A veces no queremos porque no sabemos. Aprender a querer es una tarea ardua, posiblemente la más de todas. Yo no soy ningún técnico en la materia, ningún filósofo iluminado, soy (como reza mi columna) solo un paisano. Un paisano, de dónde, de quién. Sería vanagloria proclamarme ciudadano del mundo, o peatón de Madrid; lo mismo da. Soy, concluyo, una brizna más, entremezclada entre tantas otras que alguna mano nos posó aquí y en algún tiempo para no saber dar respuesta a por qué estamos en el mundo.
Querer. No hemos sopesado bien el verbo. Querer, como el amar, se tiene que aprender, y en gerundio, es decir, queriendo o amando. El roce hace el cariño, qué duda cabe. Así que si queremos querer, si queremos aprender a querer, tenemos que rozarnos.

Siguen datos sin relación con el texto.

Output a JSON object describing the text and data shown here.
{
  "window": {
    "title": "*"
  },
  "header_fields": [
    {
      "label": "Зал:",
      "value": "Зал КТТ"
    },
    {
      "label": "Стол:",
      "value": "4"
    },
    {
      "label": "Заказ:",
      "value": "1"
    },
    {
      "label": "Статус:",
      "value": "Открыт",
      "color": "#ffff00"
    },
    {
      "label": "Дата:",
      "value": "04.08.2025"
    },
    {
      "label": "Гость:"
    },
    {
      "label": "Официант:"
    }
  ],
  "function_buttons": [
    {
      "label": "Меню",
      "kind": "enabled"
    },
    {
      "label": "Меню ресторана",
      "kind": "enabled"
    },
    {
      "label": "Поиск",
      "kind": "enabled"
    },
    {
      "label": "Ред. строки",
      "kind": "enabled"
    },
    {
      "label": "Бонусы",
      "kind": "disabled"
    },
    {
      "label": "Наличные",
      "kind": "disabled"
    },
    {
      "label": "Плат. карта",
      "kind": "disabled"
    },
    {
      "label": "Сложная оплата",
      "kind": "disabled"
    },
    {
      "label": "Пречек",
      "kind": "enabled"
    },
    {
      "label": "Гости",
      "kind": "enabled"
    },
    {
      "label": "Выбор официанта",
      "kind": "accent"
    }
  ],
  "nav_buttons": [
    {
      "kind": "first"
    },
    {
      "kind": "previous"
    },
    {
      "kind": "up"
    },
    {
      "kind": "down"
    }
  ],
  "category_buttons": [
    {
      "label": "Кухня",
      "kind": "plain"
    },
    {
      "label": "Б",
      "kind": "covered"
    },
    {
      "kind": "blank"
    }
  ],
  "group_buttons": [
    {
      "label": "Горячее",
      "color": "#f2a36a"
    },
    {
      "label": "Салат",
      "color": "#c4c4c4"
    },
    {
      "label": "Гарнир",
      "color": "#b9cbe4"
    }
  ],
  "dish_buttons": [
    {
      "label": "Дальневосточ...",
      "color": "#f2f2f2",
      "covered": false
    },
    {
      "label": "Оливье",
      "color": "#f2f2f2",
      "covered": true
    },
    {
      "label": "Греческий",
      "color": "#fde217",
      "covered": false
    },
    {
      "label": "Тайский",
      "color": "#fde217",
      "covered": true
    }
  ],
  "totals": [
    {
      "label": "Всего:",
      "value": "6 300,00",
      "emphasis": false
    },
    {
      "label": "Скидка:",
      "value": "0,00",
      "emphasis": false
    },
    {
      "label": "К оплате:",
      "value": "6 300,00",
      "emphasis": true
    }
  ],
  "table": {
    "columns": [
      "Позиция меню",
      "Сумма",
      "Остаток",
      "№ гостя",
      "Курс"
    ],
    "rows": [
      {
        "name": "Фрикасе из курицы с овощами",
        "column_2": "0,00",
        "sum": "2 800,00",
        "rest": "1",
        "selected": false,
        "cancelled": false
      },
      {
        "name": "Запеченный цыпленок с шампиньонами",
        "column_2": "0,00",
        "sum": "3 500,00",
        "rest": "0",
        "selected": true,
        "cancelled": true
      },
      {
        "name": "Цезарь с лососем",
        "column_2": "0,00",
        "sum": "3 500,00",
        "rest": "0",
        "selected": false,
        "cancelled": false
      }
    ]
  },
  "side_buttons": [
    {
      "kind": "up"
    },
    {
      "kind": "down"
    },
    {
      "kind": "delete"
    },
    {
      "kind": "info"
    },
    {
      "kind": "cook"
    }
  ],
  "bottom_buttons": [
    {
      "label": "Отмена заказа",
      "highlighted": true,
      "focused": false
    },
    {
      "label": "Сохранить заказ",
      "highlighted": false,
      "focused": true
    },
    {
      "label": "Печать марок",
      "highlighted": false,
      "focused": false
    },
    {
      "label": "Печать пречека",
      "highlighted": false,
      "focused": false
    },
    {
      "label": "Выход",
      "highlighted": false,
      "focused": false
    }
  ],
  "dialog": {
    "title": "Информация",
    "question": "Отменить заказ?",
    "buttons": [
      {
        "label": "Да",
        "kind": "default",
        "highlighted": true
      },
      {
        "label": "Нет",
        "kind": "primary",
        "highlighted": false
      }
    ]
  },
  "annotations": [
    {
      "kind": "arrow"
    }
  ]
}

La violencia es el colapso de la sinapsis entre las neuronas del cariño. O eso creo yo, pobre ordinario, ignorante donde los haya, estúpido loco que se quiere dejar oír sin cátedra que lo avale. También es verdad que son los campesinos iletrados los que mejor saben cuándo hay que sembrar y cuándo cosechar. Pero es que yo no sé, tampoco, lo qué es el campo; vivo en la ignorancia del asfalto. Entonces, ¿por qué pierdo mi tiempo, y se lo hago perder a los que me leen, en esta sandez de palabras? En lo que a mí atañe, por la necesidad de expresarme, de abrir la olla a presión de mi cabeza, que hierve azuzada por los fuegos más ardorosos del peor infierno imaginable.
Quiero la paz, y la quiero de una forma urgente ¿Por qué no empezamos a rozarnos?